For some, the ability to more directly control your charitable entity would weigh heavily in favor of creating a private foundation; yet, such control comes with a much heftier price tag to administer. These up-front and on-going expenses related to the creation and administration of a private foundation is an important consideration that substantially favors a DAF.

Creating a private foundation as a separate tax-exempt legal entity often entails hiring a lawyer to incorporate the entity and create the governing documents. Once established, you must create a governing board of trustees (and a process for how grant and other decisions will be made). In addition, running a foundation may include the following annual expenses and time commitment: oversight and management of the assets (and often investment manager fees); creation and oversight of a grant application, a decision process, and reporting process; verification of legal compliance by organizations that you fund; management and distribution of the grant funds (and often bookkeeper or accounting fees); and accountant fees for tax filings and forms. Setting up and managing a DAF at a sponsoring organization does not require any of these costs or extended time commitment.

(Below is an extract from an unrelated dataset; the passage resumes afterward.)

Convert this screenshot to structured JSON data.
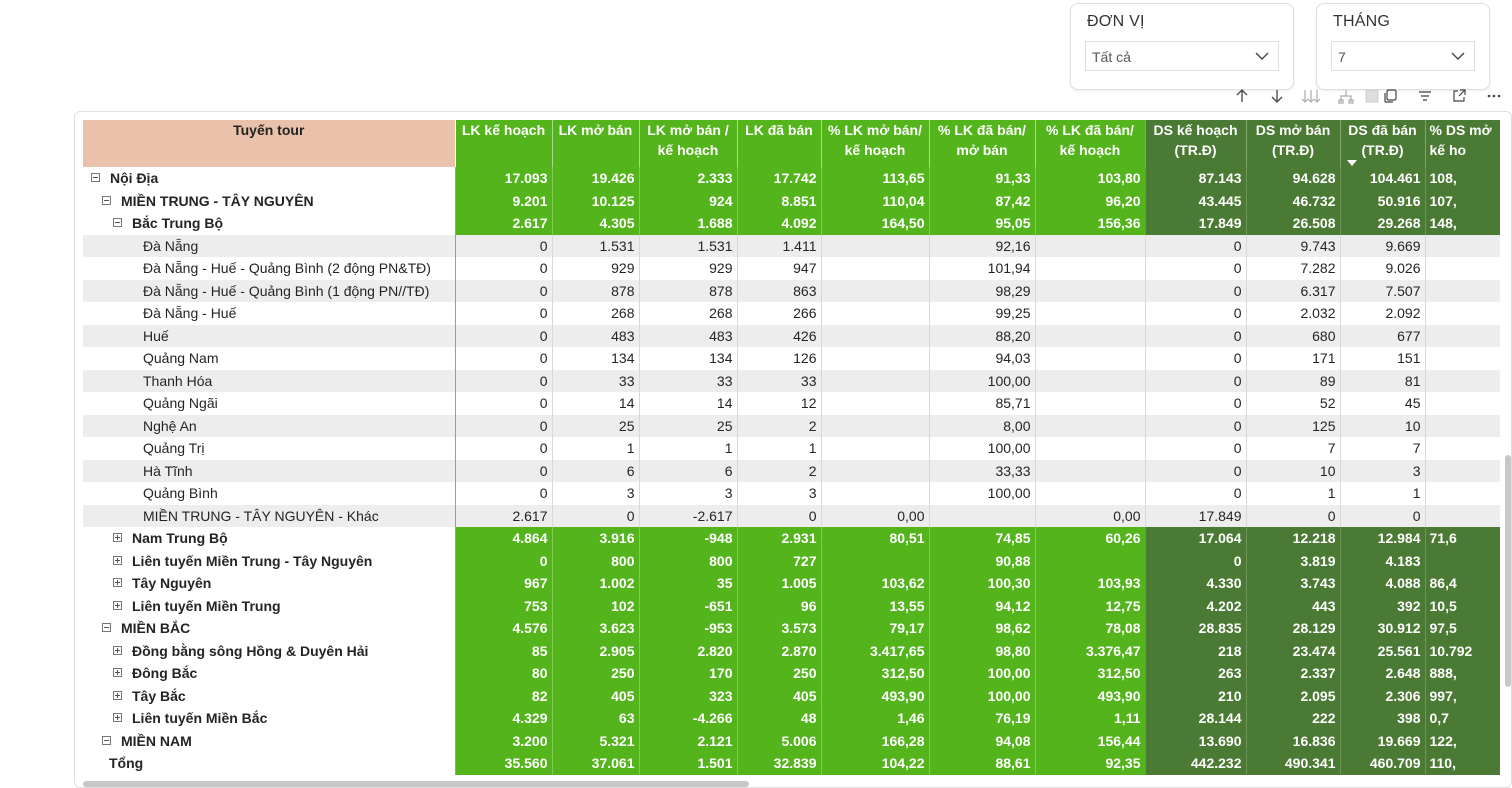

As you can see, advance planning for the creation and implementation of your philanthropic legacy is of paramount importance. This is time well spent because it can lead to the creation of the “right” charitable vehicle for you. The next step should include a discussion with your BLBB financial advisor, your tax advisor, and potentially even BLBB’s philanthropic advisor, Nicole Tell, about how your financial and philanthropic goals best align with these (or other) charitable vehicles.

BLBB Charitable Update

This Thanksgiving, the BLBB team will assemble meal bags for Garden of Health in Lansdale. Garden of Health’s mission is to provide healthy, safe food (free of the top eight allergens) for low-income families, including those with dietary restrictions, in Montgomery and Bucks Counties.

BLBB Charitable has also been busy partnering with many other organizations in the region, including celebrating the opening of three new local environmental education centers that it helped to fund.

  • Wissahickon Trails completed their renovation of the historic Four Mills Barn that operates as both the organization’s headquarters (now a flood resilient community) and environmental education space. BLBB Charitable has been a steadfast supporter of Wissahickon Trails’ environmental education initiatives for years
  • Whitemarsh Foundation recently completed the new BLBB Education Pavilion that enables the Foundation to substantially increase its educational programming.
  • Pennypack Ecological Restoration Trust just unveiled its new BLBB Charitable Field Station. This Field Station will act as a central hub for educational activities, workshops, and research, offering a valuable asset for enhancing understanding and appreciation of the natural environment within the Pennypack Watershed.